Fixed effects in first-difference model with percentage changes? I'm estimating the following panel data model (years $t$, regions $i$) in Stata:
$$\%Δy_{ti} = \beta_0 + \beta_1 \%Δx_{ti} +  \beta_2 \%Δcontrols_{ti} \dots + e_{ti}$$
As far as I know, this is a first-difference model with the only distinction being that I use % change ($\%Δ$) instead of absolute change ($Δ$). There are about 125 regions $i$ and 3 three-year periods $t$.
My questions:


*

*I understood that region-fixed effects shouldn't be
included as this part is already taken care of by this differencing
method. Is this right? I'm a bit worried about this, since adding those fixed effects leads to a loss of significance of all coefficients (thus the choice is of huge impact). 

*I deliberately chose for the $\%Δ$ of the variables instead of the $Δ$, as this would yield elasticities in my results, and it felt like this would put the changes in perspective. Is this indeed better than looking at just $Δ$?

 A: First, assuming you do xtreg y x controls, fe, let's answer with a simple specification. Say you have $\forall \{t,i\}\in[1,T]\times[1,I]$ the following model specification
$y_{ti} = \beta_0 + X_{ti}\beta + e_{ti}= \beta_0 + X_{ti}\beta + \alpha_i + \varepsilon_{ti}$
where arbitrarily $\alpha_1$ is not specified (which is different from being $0$), and $\varepsilon_{ti}$ is the error component varying both over regions and over time, said to be idiosyncratic, .
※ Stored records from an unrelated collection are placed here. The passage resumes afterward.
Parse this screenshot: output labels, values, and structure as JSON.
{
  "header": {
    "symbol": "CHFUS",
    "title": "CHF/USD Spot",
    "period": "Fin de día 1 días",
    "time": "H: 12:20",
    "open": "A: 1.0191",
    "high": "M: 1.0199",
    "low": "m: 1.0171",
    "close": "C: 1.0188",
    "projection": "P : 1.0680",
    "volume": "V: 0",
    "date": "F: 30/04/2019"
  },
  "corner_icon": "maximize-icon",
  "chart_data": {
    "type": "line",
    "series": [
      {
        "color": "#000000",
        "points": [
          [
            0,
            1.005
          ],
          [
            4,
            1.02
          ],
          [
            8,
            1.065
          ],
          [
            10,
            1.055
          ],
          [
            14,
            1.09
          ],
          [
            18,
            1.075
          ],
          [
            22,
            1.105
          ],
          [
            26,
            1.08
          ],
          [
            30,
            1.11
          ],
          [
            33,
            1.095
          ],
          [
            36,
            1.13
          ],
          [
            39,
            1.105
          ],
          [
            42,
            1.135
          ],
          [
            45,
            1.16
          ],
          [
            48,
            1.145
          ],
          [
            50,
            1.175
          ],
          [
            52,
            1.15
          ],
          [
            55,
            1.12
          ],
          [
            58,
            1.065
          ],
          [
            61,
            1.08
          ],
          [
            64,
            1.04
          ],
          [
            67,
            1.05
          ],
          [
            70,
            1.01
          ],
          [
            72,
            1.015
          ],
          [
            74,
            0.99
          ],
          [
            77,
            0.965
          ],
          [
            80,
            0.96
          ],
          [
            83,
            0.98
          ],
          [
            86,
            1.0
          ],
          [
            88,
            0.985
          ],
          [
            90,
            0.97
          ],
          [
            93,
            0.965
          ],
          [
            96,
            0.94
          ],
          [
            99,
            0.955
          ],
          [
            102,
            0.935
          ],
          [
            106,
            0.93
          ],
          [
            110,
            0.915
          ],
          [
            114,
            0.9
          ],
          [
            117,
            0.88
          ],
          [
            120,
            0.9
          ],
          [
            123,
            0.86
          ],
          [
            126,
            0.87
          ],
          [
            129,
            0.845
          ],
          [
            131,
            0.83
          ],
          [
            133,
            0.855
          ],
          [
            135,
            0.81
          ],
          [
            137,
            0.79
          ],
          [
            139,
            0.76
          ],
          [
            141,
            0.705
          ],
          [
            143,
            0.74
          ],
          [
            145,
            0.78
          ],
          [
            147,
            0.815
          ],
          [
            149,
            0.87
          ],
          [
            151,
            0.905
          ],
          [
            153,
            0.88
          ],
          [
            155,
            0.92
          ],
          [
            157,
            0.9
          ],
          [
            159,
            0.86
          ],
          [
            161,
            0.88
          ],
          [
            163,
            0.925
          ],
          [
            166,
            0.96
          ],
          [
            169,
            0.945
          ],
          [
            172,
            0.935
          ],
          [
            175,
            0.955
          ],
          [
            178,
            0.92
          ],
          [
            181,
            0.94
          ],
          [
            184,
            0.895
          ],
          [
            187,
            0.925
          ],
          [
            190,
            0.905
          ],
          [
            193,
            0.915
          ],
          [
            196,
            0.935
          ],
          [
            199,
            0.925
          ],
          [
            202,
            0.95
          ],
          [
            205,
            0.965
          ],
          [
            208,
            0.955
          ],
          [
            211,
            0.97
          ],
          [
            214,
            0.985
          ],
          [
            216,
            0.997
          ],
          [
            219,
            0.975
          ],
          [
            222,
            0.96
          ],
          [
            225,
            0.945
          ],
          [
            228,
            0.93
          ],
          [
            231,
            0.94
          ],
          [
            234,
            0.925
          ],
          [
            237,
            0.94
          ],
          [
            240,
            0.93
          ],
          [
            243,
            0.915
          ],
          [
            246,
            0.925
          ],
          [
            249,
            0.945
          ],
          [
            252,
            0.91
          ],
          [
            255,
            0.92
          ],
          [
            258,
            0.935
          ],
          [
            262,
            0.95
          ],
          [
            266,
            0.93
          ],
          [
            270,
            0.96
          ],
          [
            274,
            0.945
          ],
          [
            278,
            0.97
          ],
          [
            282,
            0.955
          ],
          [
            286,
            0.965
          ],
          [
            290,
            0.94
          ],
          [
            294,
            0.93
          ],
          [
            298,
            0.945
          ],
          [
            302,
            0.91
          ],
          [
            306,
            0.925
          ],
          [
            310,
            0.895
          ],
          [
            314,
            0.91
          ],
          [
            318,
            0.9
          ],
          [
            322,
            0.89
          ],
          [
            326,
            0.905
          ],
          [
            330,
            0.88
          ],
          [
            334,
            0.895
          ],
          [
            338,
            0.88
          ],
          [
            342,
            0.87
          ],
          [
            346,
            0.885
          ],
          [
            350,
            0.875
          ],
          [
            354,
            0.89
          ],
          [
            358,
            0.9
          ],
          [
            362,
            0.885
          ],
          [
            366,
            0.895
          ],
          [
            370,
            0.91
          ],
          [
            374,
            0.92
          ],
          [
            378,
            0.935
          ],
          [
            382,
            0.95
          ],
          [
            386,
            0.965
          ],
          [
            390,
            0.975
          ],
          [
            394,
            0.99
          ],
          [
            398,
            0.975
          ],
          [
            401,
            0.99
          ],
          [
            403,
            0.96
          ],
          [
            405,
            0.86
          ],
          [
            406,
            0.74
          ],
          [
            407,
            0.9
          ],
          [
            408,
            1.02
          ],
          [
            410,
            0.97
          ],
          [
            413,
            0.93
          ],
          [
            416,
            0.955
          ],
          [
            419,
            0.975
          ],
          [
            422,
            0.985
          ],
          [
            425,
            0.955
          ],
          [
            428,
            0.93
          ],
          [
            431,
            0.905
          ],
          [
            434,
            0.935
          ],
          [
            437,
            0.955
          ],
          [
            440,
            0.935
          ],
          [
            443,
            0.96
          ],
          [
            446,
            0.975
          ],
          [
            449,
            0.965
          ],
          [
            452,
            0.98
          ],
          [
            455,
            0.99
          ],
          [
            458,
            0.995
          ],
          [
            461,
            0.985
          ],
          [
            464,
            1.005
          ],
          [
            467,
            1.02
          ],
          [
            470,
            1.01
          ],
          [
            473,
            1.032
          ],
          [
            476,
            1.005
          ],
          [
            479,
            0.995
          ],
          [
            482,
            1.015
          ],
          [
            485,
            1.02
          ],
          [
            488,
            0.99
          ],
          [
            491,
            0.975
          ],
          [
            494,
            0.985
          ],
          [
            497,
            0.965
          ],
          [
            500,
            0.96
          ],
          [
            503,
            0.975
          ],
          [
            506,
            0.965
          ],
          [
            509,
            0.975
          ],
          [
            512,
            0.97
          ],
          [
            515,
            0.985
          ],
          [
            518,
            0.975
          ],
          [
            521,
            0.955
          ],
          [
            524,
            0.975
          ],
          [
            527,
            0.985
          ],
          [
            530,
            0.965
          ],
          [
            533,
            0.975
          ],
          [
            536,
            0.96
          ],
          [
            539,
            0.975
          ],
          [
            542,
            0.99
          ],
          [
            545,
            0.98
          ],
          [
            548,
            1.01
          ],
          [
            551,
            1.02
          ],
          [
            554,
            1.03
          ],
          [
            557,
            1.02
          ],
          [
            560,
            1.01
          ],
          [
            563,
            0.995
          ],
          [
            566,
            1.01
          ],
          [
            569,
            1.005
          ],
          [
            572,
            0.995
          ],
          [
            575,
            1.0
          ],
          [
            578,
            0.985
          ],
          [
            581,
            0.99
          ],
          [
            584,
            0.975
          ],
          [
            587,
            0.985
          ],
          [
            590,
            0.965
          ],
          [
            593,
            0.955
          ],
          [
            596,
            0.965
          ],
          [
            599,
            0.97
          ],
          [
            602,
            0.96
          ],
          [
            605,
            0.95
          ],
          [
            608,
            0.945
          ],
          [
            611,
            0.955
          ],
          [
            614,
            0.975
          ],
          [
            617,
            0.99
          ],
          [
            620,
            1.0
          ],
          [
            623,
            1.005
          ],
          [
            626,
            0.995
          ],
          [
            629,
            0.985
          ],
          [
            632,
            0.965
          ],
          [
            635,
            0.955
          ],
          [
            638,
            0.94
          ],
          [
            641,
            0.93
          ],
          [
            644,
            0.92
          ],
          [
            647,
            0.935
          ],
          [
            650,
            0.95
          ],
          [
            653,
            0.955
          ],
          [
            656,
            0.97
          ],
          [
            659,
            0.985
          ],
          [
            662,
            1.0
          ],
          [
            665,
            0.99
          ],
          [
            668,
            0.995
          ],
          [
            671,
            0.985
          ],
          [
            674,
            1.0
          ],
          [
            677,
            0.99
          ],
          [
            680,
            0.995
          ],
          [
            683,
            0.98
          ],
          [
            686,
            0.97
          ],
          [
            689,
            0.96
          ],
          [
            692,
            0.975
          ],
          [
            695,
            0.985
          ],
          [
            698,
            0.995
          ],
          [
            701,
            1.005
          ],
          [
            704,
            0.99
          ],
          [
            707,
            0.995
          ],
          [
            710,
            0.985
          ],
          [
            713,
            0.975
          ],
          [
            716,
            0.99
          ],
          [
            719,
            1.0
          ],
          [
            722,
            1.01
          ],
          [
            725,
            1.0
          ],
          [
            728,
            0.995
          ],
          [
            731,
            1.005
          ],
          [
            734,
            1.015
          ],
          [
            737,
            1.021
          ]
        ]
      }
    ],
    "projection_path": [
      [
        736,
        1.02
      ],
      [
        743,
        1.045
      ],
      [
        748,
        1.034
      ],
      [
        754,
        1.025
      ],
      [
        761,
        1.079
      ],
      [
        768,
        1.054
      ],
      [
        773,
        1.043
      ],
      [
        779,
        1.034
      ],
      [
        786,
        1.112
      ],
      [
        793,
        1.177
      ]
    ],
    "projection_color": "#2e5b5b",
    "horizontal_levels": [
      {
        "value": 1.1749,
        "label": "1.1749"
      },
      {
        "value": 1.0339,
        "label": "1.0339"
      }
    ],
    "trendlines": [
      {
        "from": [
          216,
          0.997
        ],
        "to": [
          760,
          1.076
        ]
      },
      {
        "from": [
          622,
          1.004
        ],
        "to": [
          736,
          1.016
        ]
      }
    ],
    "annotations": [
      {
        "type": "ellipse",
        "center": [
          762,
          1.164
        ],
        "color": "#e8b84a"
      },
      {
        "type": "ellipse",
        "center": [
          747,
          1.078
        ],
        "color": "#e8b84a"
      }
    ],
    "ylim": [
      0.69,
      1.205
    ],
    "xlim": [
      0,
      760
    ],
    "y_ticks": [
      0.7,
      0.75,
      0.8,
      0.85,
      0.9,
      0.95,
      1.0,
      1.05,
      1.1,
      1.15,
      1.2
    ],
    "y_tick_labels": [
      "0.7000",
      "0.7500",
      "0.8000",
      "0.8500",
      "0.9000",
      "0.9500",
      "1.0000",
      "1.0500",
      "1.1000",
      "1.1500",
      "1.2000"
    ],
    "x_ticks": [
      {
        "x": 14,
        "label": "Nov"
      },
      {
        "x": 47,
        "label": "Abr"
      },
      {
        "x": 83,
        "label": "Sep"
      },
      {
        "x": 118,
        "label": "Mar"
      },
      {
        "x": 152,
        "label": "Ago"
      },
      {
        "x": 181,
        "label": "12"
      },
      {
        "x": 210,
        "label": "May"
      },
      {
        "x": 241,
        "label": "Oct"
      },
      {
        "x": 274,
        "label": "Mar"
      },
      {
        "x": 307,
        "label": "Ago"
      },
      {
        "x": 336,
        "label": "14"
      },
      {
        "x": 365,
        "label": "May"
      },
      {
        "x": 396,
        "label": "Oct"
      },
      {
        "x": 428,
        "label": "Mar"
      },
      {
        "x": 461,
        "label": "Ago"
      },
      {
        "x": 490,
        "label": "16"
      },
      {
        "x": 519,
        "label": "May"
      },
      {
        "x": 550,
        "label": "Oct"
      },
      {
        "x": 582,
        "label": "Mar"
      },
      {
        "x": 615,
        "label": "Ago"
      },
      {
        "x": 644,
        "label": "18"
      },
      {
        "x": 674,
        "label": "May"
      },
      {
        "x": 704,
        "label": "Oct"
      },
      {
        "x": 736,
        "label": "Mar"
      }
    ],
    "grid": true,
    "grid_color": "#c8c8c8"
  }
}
The non-relative (and traditional) first-difference would have been

$y_{ti}-y_{(t-1)i} = (\beta_0 -\beta_0)+(X_{ti}-X_{(t-1)i})\beta + (\alpha_i-\alpha_i) + (\varepsilon_{ti}-\varepsilon_{(t-1)i})$
Instead of this, you choose to compute the following relative first-difference.
$-1 + \frac{y_{ti}}{y_{(t-1)i}} = \left(-1 + \frac{\beta_0}{\beta_0}\right)+\left(-1 + \frac{X_{ti}}{X_{(t-1)i}}\right)\beta + \left(-1 + \frac{\alpha_i}{\alpha_i}\right) + \left(-1 + \frac{\varepsilon_{ti}}{\varepsilon_{(t-1)i}}\right)$
or in continuous terms
$\ln\left(\frac{y_{ti}}{y_{(t-1)i}}\right) = \ln\left(\frac{\beta_0}{\beta_0}\right) + \ln\left(\frac{X_{ti}}{X_{(t-1)i}}\right)\beta + \ln\left(\frac{\alpha_i}{\alpha_i}\right) + \ln\left(\frac{\varepsilon_{ti}}{\varepsilon_{(t-1)i}}\right)$


*

*All these regions fixed-effects are removed by the first difference. So, this is right, region-fixed effects are already taken care of by the differencing method.



Thus, your first-difference model is

$\%\Delta y_{ti} = \%\Delta X_{ti}\beta + \%\Delta \varepsilon_{ti}$
And Stata's FE actually does 
$\%\Delta y_{ti} - \overline{\%\Delta y_{i} } + \overline{\overline{\%\Delta y}} = \left(\%\Delta X_{ti} - \overline{\%\Delta X_{i} } + \overline{\overline{\%\Delta X}} \right)\beta + \left(\%\Delta \varepsilon_{ti} - \overline{\%\Delta \varepsilon_{i} } + \overline{\overline{\%\Delta \varepsilon}} \right)$
Where $\overline{Z_i} \forall i$ stand for within region over-time averages, and $\overline{\overline{Z}}$ stand for a grand average over time and regions.


*If your question of research is about estimating short-run elasticities (between two years) controling for effects that are entailed in all regions over time (actually all what the FE model is about since it puts out of $\beta$ any region and region-time common denominator), your choice of using relative variations as input to an FE estimation procedure is fair. 



Note that you should check beforehand with a Durbin–Wu–Hausman test how such using an FE (vs RE) won't return consitent but inefficient estimates.